The solution was installed in the six pedestrian entrances of the mall. Six units of VIVOTEK’s stereo network camera, the SC8131 were installed – linked intelligently together by VIVOTEK’s professional video management software, VAST.
Carlos Sanchez was extremely satisfied with the results: "Each installed camera works independently collecting its coverage statistics and reporting to the server regularly.” These individual cameras, smart on their own, become even more powerful and flexible when connected. As Sanchez added, “The reports can be exported from the server and organized in different formats.”

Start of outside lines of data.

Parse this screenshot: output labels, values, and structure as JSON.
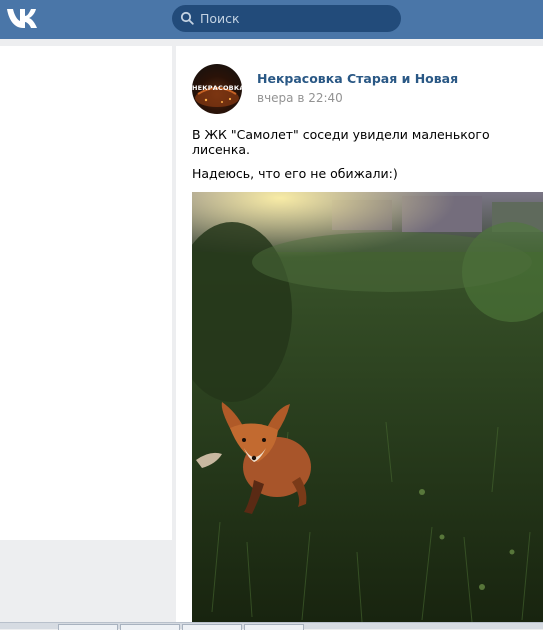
{
  "header": {
    "logo_icon": "vk-logo-icon",
    "search_placeholder": "Поиск",
    "search_icon": "search-icon",
    "accent_color": "#4a76a8"
  },
  "post": {
    "author": "Некрасовка Старая и Новая",
    "time": "вчера в 22:40",
    "avatar_text": "НЕКРАСОВКА",
    "text_line_1": "В ЖК \"Самолет\" соседи увидели маленького лисенка.",
    "text_line_2": "Надеюсь, что его не обижали:)",
    "photo_subject": "fox-cub-in-grass"
  }
}
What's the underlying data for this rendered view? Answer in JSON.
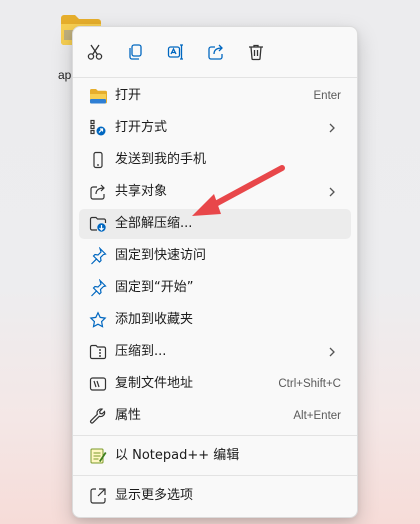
{
  "desktop": {
    "icon_label": "ap"
  },
  "toolbar": [
    "cut-icon",
    "copy-icon",
    "rename-icon",
    "share-icon",
    "delete-icon"
  ],
  "menu": {
    "open": {
      "label": "打开",
      "shortcut": "Enter"
    },
    "open_with": {
      "label": "打开方式"
    },
    "send_to_phone": {
      "label": "发送到我的手机"
    },
    "share": {
      "label": "共享对象"
    },
    "extract_all": {
      "label": "全部解压缩..."
    },
    "pin_quick_access": {
      "label": "固定到快速访问"
    },
    "pin_start": {
      "label": "固定到“开始”"
    },
    "add_favorites": {
      "label": "添加到收藏夹"
    },
    "compress_to": {
      "label": "压缩到..."
    },
    "copy_path": {
      "label": "复制文件地址",
      "shortcut": "Ctrl+Shift+C"
    },
    "properties": {
      "label": "属性",
      "shortcut": "Alt+Enter"
    },
    "notepad": {
      "label": "以 Notepad++ 编辑"
    },
    "more_options": {
      "label": "显示更多选项"
    }
  },
  "colors": {
    "accent": "#0067c0",
    "arrow": "#e8474a",
    "folder": "#f4c542"
  }
}
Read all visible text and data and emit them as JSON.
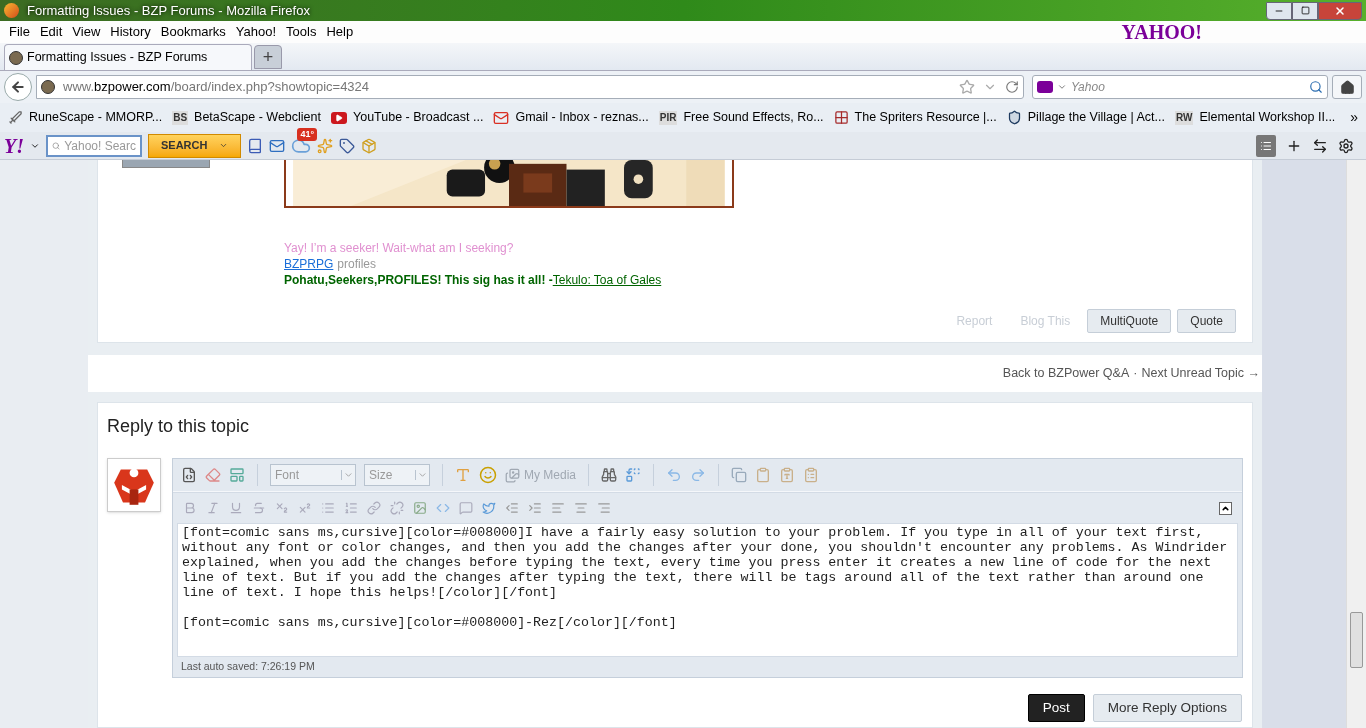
{
  "window": {
    "title": "Formatting Issues - BZP Forums - Mozilla Firefox"
  },
  "menu": [
    "File",
    "Edit",
    "View",
    "History",
    "Bookmarks",
    "Yahoo!",
    "Tools",
    "Help"
  ],
  "menu_logo": "YAHOO!",
  "tabs": [
    {
      "label": "Formatting Issues - BZP Forums",
      "selected": true
    }
  ],
  "new_tab": "+",
  "address": "www.**bzpower.com**/board/index.php?showtopic=4324",
  "search": {
    "placeholder": "Yahoo"
  },
  "bookmarks": [
    {
      "label": "RuneScape - MMORP...",
      "kind": "sword"
    },
    {
      "label": "BetaScape - Webclient",
      "kind": "letters",
      "badge": "BS"
    },
    {
      "label": "YouTube - Broadcast ...",
      "kind": "play"
    },
    {
      "label": "Gmail - Inbox - reznas...",
      "kind": "mail"
    },
    {
      "label": "Free Sound Effects, Ro...",
      "kind": "letters",
      "badge": "PIR"
    },
    {
      "label": "The Spriters Resource |...",
      "kind": "grid"
    },
    {
      "label": "Pillage the Village | Act...",
      "kind": "shield"
    },
    {
      "label": "Elemental Workshop II...",
      "kind": "letters",
      "badge": "RW"
    }
  ],
  "bookmarks_overflow": "»",
  "yahoo_toolbar": {
    "logo": "Y!",
    "search_placeholder": "Yahoo! Searc",
    "search_button": "SEARCH",
    "weather": "41°"
  },
  "post": {
    "signature": {
      "quote": "Yay! I’m a seeker! Wait-what am I seeking?",
      "link": "BZPRPG",
      "link_suffix": "profiles",
      "tagline": "Pohatu,Seekers,PROFILES! This sig has it all! -",
      "credit": "Tekulo: Toa of Gales"
    },
    "actions": [
      {
        "label": "Report",
        "kind": "link"
      },
      {
        "label": "Blog This",
        "kind": "link"
      },
      {
        "label": "MultiQuote",
        "kind": "button"
      },
      {
        "label": "Quote",
        "kind": "button"
      }
    ]
  },
  "topic_nav": {
    "back": "Back to BZPower Q&A",
    "separator": "·",
    "next": "Next Unread Topic →"
  },
  "reply": {
    "title": "Reply to this topic",
    "font": "Font",
    "size": "Size",
    "media": "My Media",
    "text": "[font=comic sans ms,cursive][color=#008000]I have a fairly easy solution to your problem. If you type in all of your text first, without any font or color changes, and then you add the changes after your done, you shouldn't encounter any problems. As Windrider explained, when you add the changes before typing the text, every time you press enter it creates a new line of code for the next line of text. But if you add the changes after typing the text, there will be tags around all of the text rather than around one line of text. I hope this helps![/color][/font]\n\n[font=comic sans ms,cursive][color=#008000]-Rez[/color][/font]",
    "autosave": "Last auto saved: 7:26:19 PM",
    "buttons": [
      {
        "label": "Post",
        "kind": "primary"
      },
      {
        "label": "More Reply Options",
        "kind": "secondary"
      }
    ]
  }
}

Sanchez, always focused on reliability, took great pains to confirm that if the camera performance parameters were met, the percentage of accuracy would be around 98%: "For example, we carried out tests with people who walked in hugging each other, and the camera detects them as two people when the heads are separated." The cameras are ideally mounted at a height of 3.6 meters and at a distance from the entrance of approximately 5 meters. When mounted in this way, the camera offers the ability to discriminate objects by their height. For example, supermarket carts are not detected as people. The hi-resolution power of VIVOTEK’s SC8131 can also differentiate shadows from people. This sets the SC8131 apart from other analytics-focused cameras which work only when the pixels in the image change; in such cases shadows interfere with metrics.
"This camera has two lenses and therefore works with a sort of triangulation, which allows for depth perception like the eyes of human beings. As shadows have no depth, the camera is not confused by them," says Sanchez.
The ICONTRONIX manager is also excited that reports generated from VIVOTEK’s system can be arranged according to the customer's needs. "We have a counter per camera, so it is possible to know the number of people going through every entrance, all entrances, or two particular entrances. A variety of options are available to suit any need.”